Counting the cost
April 20th, 2009
About one hundred special schools have been closed in the past ten years. Brighouse School, the fictional setting for Death of a Nightingale, could have been one of them. Contemporary evidence suggests that if it had been, and if its pupils had been relocated in a mainstream school, many would have been bullied and their education would have suffered. Alternatively they would have ended up in another special school not designed to meet their particular needs. How did all this come about?
Some people pursuing the policy of inclusion thought that there were savings to be made. Others thought it was a matter of equality and human rights. Many probably projected what they felt in their gut what they would want for themselves onto everyone else. Also, many of those who pursued a policy of inclusion probably had no idea what a good special school was like and what it offered, and did not even know the range of special needs covered by the term Special Educational Needs.

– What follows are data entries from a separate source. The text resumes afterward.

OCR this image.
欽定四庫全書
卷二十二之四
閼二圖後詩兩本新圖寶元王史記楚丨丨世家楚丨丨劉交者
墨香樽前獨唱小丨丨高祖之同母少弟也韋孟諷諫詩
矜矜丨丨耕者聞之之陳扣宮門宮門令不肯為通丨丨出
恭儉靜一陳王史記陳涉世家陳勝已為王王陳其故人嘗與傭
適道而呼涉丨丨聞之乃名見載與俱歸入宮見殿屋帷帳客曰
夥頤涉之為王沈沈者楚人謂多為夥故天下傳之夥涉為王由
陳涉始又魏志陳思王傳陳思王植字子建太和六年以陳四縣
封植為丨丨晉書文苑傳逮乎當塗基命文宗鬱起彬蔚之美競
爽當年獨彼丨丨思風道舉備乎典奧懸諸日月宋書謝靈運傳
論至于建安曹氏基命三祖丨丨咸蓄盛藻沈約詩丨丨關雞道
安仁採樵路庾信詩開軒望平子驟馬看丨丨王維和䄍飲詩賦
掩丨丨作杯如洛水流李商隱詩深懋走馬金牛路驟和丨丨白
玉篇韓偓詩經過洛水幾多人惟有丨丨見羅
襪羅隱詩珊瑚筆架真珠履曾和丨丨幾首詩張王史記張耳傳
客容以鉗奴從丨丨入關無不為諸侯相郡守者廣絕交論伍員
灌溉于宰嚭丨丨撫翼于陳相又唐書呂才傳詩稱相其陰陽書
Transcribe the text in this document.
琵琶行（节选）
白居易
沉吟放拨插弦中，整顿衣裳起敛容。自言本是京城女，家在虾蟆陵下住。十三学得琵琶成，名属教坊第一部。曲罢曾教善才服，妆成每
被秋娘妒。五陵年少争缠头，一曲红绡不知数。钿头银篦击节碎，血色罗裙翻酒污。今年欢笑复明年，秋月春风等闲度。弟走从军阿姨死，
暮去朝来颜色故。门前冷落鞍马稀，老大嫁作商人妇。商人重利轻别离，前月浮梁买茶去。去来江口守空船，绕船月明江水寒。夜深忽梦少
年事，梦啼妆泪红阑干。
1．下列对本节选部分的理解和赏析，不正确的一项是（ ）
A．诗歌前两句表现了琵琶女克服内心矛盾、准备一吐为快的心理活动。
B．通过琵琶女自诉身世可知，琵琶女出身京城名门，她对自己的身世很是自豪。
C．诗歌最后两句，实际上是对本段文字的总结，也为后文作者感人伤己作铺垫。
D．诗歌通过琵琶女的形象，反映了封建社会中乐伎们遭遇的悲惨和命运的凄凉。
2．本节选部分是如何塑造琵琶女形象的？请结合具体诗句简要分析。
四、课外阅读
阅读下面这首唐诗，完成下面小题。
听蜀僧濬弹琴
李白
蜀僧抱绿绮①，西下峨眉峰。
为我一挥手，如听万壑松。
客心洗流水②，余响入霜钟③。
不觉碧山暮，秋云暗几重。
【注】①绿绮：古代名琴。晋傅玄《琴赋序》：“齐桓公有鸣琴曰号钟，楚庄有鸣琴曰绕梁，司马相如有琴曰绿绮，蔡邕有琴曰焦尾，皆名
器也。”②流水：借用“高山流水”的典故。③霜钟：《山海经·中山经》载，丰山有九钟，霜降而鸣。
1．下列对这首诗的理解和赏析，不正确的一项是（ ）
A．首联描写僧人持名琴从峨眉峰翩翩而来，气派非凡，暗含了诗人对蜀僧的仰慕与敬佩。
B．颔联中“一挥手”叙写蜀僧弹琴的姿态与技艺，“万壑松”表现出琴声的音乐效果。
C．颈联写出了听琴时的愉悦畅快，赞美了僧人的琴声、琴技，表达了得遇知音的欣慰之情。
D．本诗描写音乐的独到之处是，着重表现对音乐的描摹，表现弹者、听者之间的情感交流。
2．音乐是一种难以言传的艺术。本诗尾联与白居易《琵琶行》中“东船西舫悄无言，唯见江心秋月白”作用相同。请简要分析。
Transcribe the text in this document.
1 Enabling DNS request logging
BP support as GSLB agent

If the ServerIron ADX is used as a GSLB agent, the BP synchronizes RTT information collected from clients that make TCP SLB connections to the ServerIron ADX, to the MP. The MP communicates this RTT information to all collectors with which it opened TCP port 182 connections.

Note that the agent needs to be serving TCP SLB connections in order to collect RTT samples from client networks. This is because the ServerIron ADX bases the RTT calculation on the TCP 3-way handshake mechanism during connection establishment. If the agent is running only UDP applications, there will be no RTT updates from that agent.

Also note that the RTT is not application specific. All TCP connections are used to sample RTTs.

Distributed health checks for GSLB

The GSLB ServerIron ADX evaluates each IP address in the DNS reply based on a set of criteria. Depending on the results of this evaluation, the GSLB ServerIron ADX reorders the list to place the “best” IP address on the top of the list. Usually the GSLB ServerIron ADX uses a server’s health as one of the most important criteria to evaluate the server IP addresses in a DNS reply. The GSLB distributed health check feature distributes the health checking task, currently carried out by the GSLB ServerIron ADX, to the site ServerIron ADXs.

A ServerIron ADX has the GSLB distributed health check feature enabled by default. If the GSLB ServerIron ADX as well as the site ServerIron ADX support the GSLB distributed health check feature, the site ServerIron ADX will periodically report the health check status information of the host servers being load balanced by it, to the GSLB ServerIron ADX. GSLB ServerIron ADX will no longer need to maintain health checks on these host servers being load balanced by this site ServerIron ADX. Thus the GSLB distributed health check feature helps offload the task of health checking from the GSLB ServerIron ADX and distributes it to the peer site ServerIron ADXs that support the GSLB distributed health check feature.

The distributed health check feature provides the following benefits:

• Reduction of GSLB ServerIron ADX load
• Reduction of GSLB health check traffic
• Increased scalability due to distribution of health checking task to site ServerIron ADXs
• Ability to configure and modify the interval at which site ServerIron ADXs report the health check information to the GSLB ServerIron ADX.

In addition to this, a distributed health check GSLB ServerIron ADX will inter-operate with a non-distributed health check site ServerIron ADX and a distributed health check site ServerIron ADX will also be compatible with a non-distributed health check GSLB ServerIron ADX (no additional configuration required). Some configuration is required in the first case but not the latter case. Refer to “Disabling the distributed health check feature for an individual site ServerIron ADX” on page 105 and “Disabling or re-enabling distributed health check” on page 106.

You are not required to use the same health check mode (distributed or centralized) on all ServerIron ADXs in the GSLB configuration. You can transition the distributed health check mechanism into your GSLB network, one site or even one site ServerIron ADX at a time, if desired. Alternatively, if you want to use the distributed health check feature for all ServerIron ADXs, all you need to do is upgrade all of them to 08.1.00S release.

‘Brighouse School’ caters for children who have physical disabilities and the learning difficulties associated with them. There are very many of these disabilities. They include cerebral palsy, spina bifida with hydrocephalus, cystic fibrosis, muscular dystrophy, rheumatoid arthritis, heart conditions, osteoagenesis imperfecta, Crohn’s disease, epilepsy and neurological disorders. There are also victims of road traffic and other accidents. This is the world of burns and fractures. There are sub-divisions of each disability.
But there are also many other quite different needs and other special schools cater for them, some with a national reputation. There are children with profound and multiple learning difficulties PMLD, emotional and behavioural difficulties EBD, with hearing problems, speech or sight impairment. There is also dyslexia, dyspraxia and autism. In other words, think of a fruit shop. There are apples, pears, peaches, grapes, bananas and so on. With apples alone, there are coxes, bramleys, and golden delicious et cetera. It’s the same thing with SEN. There are about 400,000 children with learning difficulties of one sort or another.
A head teacher once said to me, and the head teacher in Brighouse School echoes: “The one thing that we can give our kids is time.”